Réinventer ou perturber les normes de l’industrie

Selon Ashley Skyrme, ce sont les entreprises qui choisissent de créer un cloud industriel plus révolutionnaire afin de réinventer ou d'étendre leur modèle commercial de base qui bénéficieront le plus de ce modèle. « Le cloud industriel consiste à utiliser le cloud pour réinventer ou secouer les modèles d'entreprise et les normes de l'industrie. Il s'agit d'utiliser toute la puissance du cloud pour se différencier, et pas seulement pour numériser », explique-t-elle, citant Volkswagen et Siam Commercial Bank comme exemples d'entreprises ayant adopté l'approche la plus agressive. Les efforts de la Siam Commercial Bank en matière de cloud industriel ont ouvert la voie à l'expansion du modèle d'entreprise de cette banque vieille de 104 ans « d'une banque commerciale à un groupe fintech de premier plan dans la région. Il s'agit de reconnecter leur chaîne de valeur », poursuit Ashley Skyrme, qui considère la différenciation et la stimulation de la croissance comme « le Saint Graal de l'informatique dématérialisée ».

« C'est à ce moment-là que vous commencez à penser à de nouveaux produits, à de nouvelles plateformes, à de nouvelles expériences, à votre stratégie cloud native, ou que vous envisagez de co-créer avec l'hyperscaler [cloud] en tant que partenaire et peut-être même avec d'autres personnes de votre secteur pour créer quelque chose de nouveau », dit-elle. Dans le cas de Volkswagen, le partenariat avec AWS peut très bien générer des sources de revenus supplémentaires à mesure que l'entreprise réinvente des aspects essentiels de son modèle d'entreprise. Frank Goeller explique que Volkswagen a choisi AWS pour son cloud automobile, mais qu'il travaillera avec tous les hyperscalers au fur et à mesure de l'évolution de sa « transformation numérique à multiples facettes ».

AWS considéré comme le meilleur choix

« Il y a eu mise en compétition en 2019 et nous avons vu qu'AWS était le meilleur choix pour nous », déclare Frank Goeller, qui admet que la co-création a ses défis, dont l'un des plus importants a été de fusionner les deux mentalités très différentes d'un constructeur automobile et d'un éditeur de logiciels. « Le premier défi que nous avons dû relever a consisté à rapprocher les cultures de travail », explique-t-il. « AWS a beaucoup appris de nous, une entreprise plus ancienne, notamment sur la manière de suivre ses objectifs et de mesurer ses coûts, ce qu'ils ne savaient pas au début. Et nous avons appris à être beaucoup plus rapides et plus agiles ». D'autres défis subsistent, comme celui de trouver des talents qui comprennent l'IA et l'analyse avancée. « Nous devons être compétitifs pour attirer ces talents », note-t-il.

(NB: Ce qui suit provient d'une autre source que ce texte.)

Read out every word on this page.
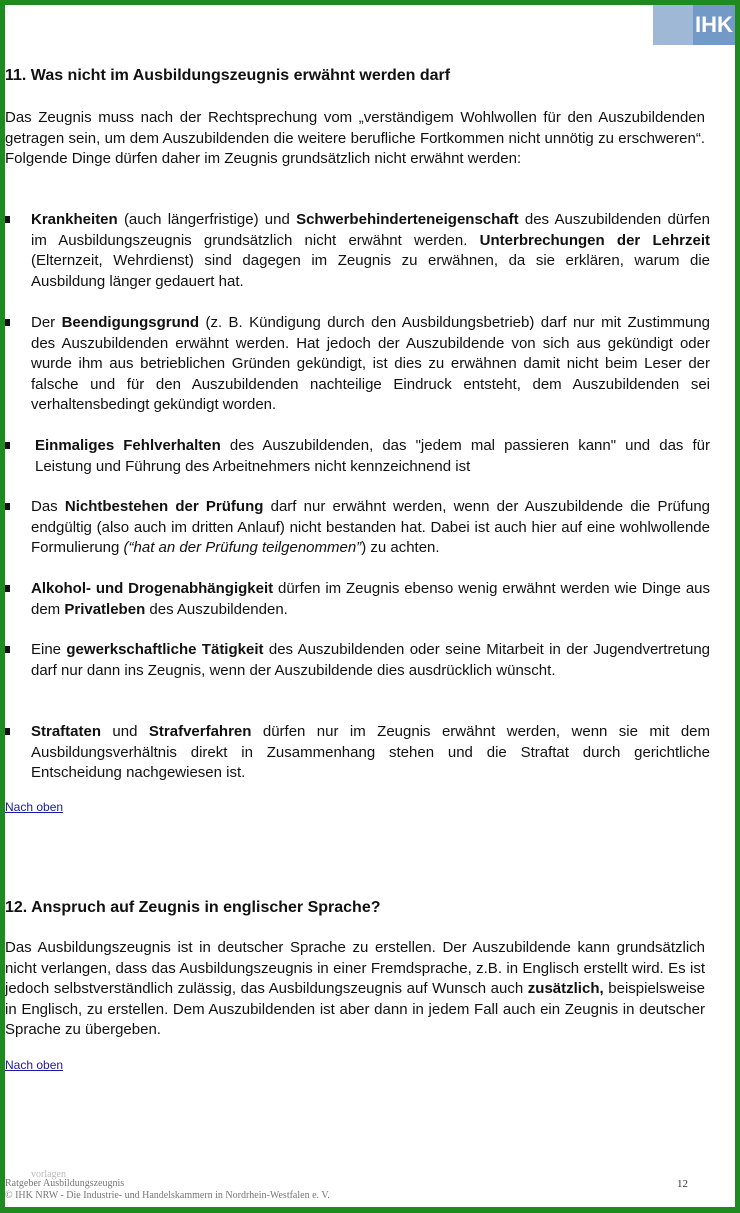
IHK
11. Was nicht im Ausbildungszeugnis erwähnt werden darf

Das Zeugnis muss nach der Rechtsprechung vom „verständigem Wohlwollen für den Auszubildenden getragen sein, um dem Auszubildenden die weitere berufliche Fortkommen nicht unnötig zu erschweren“. Folgende Dinge dürfen daher im Zeugnis grundsätzlich nicht erwähnt werden:

Krankheiten (auch längerfristige) und Schwerbehinderteneigenschaft des Auszubildenden dürfen im Ausbildungszeugnis grundsätzlich nicht erwähnt werden. Unterbrechungen der Lehrzeit (Elternzeit, Wehrdienst) sind dagegen im Zeugnis zu erwähnen, da sie erklären, warum die Ausbildung länger gedauert hat.
Der Beendigungsgrund (z. B. Kündigung durch den Ausbildungsbetrieb) darf nur mit Zustimmung des Auszubildenden erwähnt werden. Hat jedoch der Auszubildende von sich aus gekündigt oder wurde ihm aus betrieblichen Gründen gekündigt, ist dies zu erwähnen damit nicht beim Leser der falsche und für den Auszubildenden nachteilige Eindruck entsteht, dem Auszubildenden sei verhaltensbedingt gekündigt worden.
Einmaliges Fehlverhalten des Auszubildenden, das "jedem mal passieren kann" und das für Leistung und Führung des Arbeitnehmers nicht kennzeichnend ist
Das Nichtbestehen der Prüfung darf nur erwähnt werden, wenn der Auszubildende die Prüfung endgültig (also auch im dritten Anlauf) nicht bestanden hat. Dabei ist auch hier auf eine wohlwollende Formulierung (“hat an der Prüfung teilgenommen”) zu achten.
Alkohol- und Drogenabhängigkeit dürfen im Zeugnis ebenso wenig erwähnt werden wie Dinge aus dem Privatleben des Auszubildenden.
Eine gewerkschaftliche Tätigkeit des Auszubildenden oder seine Mitarbeit in der Jugendvertretung darf nur dann ins Zeugnis, wenn der Auszubildende dies ausdrücklich wünscht.
Straftaten und Strafverfahren dürfen nur im Zeugnis erwähnt werden, wenn sie mit dem Ausbildungsverhältnis direkt in Zusammenhang stehen und die Straftat durch gerichtliche Entscheidung nachgewiesen ist.
Nach oben
12. Anspruch auf Zeugnis in englischer Sprache?

Das Ausbildungszeugnis ist in deutscher Sprache zu erstellen. Der Auszubildende kann grundsätzlich nicht verlangen, dass das Ausbildungszeugnis in einer Fremdsprache, z.B. in Englisch erstellt wird. Es ist jedoch selbstverständlich zulässig, das Ausbildungszeugnis auf Wunsch auch zusätzlich, beispielsweise in Englisch, zu erstellen. Dem Auszubildenden ist aber dann in jedem Fall auch ein Zeugnis in deutscher Sprache zu übergeben.

Nach oben
vorlagen
Ratgeber Ausbildungszeugnis
© IHK NRW - Die Industrie- und Handelskammern in Nordrhein-Westfalen e. V.
12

À ce jour, les deux géants ont réalisé des progrès considérables dans la reconception des usines automobiles et prévoient de continuer à faire progresser les avantages au fur et à mesure que les technologies de l'IA, de la vision par ordinateur et de la robotique progressent. « Nous avons tous deux beaucoup appris au cours des trois ou quatre dernières années et nous avons un plan pour les prochaines années afin de comprendre quels types de nouvelles solutions seront nécessaires dans nos usines », conclut Frank Goeller.